In the face of certain death, does being civilized matter?
All the narrators of Beryl Bainbridge’s 1991 historical novel The Birthday Boys die. And still, knowing their deaths loom, they carry on with birthdays, religious practices, and virtues like loyalty and courage.
Heavily based on real life diaries and letters, this novel is a hybrid between fiction and nonfiction, retelling Captain Robert Falcon Scott’s doomed 1910–1913 Antarctic expedition. The novel is told from five points of view, the five members of the expedition who, historically, passed away from hypothermia and starvation during the return journey from the pole.
In the novel and in real life, Scott’s team was beaten to the pole by Norwegian explorer Roald Amundsen. The men thus gave their lives for second place, for even though the expedition was officially a scientific one, Scott and others believed that their national pride was at stake in the race to be the first group of explorers ever to reach the South Pole.
Labors for nothing—that is how the men reflected on their actions.

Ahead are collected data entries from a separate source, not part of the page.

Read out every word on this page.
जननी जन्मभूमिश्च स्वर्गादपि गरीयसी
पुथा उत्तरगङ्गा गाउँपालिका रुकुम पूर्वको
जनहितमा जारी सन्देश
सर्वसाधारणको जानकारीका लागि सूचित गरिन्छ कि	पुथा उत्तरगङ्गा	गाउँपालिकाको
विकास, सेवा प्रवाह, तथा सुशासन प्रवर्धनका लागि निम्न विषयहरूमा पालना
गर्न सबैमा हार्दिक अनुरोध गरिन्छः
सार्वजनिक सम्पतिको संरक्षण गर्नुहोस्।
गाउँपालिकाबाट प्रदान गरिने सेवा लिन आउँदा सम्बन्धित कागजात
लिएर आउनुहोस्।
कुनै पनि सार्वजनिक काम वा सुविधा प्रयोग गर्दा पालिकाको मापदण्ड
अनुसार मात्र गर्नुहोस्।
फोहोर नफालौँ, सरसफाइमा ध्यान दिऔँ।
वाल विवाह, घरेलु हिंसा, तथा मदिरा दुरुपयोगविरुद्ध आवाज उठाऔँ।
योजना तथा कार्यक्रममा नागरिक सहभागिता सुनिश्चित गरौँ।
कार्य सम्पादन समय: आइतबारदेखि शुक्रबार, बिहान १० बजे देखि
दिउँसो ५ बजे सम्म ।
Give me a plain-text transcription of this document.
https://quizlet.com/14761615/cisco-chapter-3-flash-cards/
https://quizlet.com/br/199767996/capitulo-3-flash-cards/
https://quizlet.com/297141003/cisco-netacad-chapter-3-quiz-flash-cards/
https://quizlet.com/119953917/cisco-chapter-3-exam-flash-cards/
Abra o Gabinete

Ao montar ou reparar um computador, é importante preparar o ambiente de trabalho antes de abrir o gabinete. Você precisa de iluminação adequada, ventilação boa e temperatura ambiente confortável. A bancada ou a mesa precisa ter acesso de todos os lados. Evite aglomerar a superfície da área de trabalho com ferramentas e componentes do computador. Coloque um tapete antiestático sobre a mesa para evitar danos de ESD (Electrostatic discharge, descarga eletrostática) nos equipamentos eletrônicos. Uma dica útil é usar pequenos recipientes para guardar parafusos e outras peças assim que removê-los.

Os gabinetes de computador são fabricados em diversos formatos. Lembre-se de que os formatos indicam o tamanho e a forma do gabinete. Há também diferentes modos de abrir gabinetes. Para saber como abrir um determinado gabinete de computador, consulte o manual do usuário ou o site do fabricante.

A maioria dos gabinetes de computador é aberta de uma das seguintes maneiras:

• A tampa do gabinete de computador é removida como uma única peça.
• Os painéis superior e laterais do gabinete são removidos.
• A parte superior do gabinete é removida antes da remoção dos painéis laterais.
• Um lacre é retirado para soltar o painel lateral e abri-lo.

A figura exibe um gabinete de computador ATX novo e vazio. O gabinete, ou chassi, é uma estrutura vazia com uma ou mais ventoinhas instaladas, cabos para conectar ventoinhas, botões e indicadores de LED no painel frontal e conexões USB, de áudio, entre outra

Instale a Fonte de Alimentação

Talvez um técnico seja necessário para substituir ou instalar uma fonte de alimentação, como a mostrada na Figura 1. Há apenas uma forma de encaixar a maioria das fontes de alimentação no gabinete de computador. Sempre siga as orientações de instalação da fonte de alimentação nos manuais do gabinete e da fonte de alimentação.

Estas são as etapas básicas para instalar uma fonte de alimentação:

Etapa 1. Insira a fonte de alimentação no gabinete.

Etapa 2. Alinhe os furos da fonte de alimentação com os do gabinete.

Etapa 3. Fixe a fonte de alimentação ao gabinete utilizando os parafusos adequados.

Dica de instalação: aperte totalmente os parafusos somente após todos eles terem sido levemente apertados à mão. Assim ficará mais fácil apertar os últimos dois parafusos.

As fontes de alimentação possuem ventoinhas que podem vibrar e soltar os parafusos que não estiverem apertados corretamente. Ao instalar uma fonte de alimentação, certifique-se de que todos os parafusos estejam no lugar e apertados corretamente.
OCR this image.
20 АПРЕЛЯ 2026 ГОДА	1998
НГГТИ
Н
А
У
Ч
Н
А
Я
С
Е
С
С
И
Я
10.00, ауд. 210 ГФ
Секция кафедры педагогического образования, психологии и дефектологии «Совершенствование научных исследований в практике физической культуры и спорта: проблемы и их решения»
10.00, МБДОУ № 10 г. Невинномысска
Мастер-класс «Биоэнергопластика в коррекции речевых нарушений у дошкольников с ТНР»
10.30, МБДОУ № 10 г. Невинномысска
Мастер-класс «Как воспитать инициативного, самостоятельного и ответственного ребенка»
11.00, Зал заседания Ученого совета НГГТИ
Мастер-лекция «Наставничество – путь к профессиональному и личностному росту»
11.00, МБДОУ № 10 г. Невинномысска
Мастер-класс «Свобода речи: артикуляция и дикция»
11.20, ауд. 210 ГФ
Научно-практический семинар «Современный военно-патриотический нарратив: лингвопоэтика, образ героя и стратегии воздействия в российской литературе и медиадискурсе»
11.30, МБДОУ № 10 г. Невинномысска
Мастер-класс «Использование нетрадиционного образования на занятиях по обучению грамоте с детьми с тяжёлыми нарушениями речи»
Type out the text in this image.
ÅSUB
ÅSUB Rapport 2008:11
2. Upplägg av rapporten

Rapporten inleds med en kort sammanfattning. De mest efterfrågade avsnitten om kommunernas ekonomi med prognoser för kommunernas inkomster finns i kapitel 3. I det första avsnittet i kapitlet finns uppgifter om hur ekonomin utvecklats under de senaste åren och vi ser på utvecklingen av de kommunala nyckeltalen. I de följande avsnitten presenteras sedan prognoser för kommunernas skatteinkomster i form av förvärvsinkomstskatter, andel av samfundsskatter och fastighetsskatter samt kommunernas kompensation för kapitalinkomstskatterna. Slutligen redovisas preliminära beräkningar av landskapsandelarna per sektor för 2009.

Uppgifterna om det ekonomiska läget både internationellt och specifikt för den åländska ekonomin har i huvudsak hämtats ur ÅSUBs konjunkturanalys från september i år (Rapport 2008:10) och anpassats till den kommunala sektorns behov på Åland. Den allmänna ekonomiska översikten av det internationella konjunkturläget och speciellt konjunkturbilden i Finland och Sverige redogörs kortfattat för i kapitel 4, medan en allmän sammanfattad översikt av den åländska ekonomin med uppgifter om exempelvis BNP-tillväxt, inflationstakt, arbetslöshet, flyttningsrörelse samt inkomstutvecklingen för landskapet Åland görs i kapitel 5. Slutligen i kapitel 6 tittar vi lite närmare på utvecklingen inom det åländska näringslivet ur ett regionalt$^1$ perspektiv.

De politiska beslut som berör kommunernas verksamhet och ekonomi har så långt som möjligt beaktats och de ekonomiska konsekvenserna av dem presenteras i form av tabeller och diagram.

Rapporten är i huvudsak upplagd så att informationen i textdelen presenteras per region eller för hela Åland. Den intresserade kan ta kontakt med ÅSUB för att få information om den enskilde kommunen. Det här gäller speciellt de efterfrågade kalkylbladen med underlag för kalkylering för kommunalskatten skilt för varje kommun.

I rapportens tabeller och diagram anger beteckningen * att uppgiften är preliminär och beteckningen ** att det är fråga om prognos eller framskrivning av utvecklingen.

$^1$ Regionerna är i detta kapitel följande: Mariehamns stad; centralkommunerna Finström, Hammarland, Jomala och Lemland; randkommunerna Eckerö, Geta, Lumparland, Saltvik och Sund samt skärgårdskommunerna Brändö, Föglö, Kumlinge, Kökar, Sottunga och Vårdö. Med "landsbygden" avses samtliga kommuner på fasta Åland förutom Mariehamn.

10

Bainbridge situates her explorers in a moment of historical change; they are victims of the passing away of the old world and its ideals of manhood. Running from a world in which they no longer fit, they are beaten in a boyish contest to the South Pole, and pay for it with their lives. Unmoored from civilization and facing terrible odds, they cling to their sense of who they are through a near-obsession with birthdays and other fragments, ceremonies, and artifacts of the civilized world they’ve left behind.
By analogy, they hold onto artifacts of manhood from the Old World, the “civilized world,” including stoicism, courage, a stiff-upper lip, endurance, and loyalty. The world is about to fall from civilization, to lose itself to the barbarity of World War I, as bleak as any polar landscape, and this band of explorers retains something of the old Edwardian sense of manner, integrity, and decorum.
But to what end? The errand they risk their lives for seems hardly worthy of it: to stand around in the middle of a winter wasteland. They have courage and nothing to use it for. Like their adherence to the traditions of British culture in a brutal, otherworldly environment, they hold on to their humanity, masculinity, and their courage in a society that values such things less and less.
One piece of “civilization” that they hang on to in their journey is a focus on birthday celebrations (as indicated in the novel’s title). The birthday references carry through to the very end of the novel, when Captain Scott, Dr. Edward Wilson, Henry “Birdie” Bowers, Lawrence “Titus” Oates, and Edgar “Taff” Evans are facing their deaths on the journey back from the pole. Only a day away from walking out into the snow and ice to die, Oates relates, “I think it’s my birthday tomorrow.” Of course the corollary to one’s birthday is one’s death-day, and the two find near identification in Oates’s realization.
An examination of Dr. Wilson’s actual diaries from the expedition reveals that the explorer’s preoccupation with birthdays, celebrations, and other cultural activities in the novel is historically accurate. Wilson also kept detailed track of the liturgical calendar, and the crew of the expedition held Church services every Sunday up until the smaller party departed for the final trek to the South Pole. Wilson’s diary reveals that the crew prepared elaborate celebrations of such events as Midwinter Day. These birthdays and other celebrations connected the men with their homes and their prior lives, their sense of identity in a place where identity had been stripped away and individualities reduced to their human core in the face of death-dealing environmental conditions.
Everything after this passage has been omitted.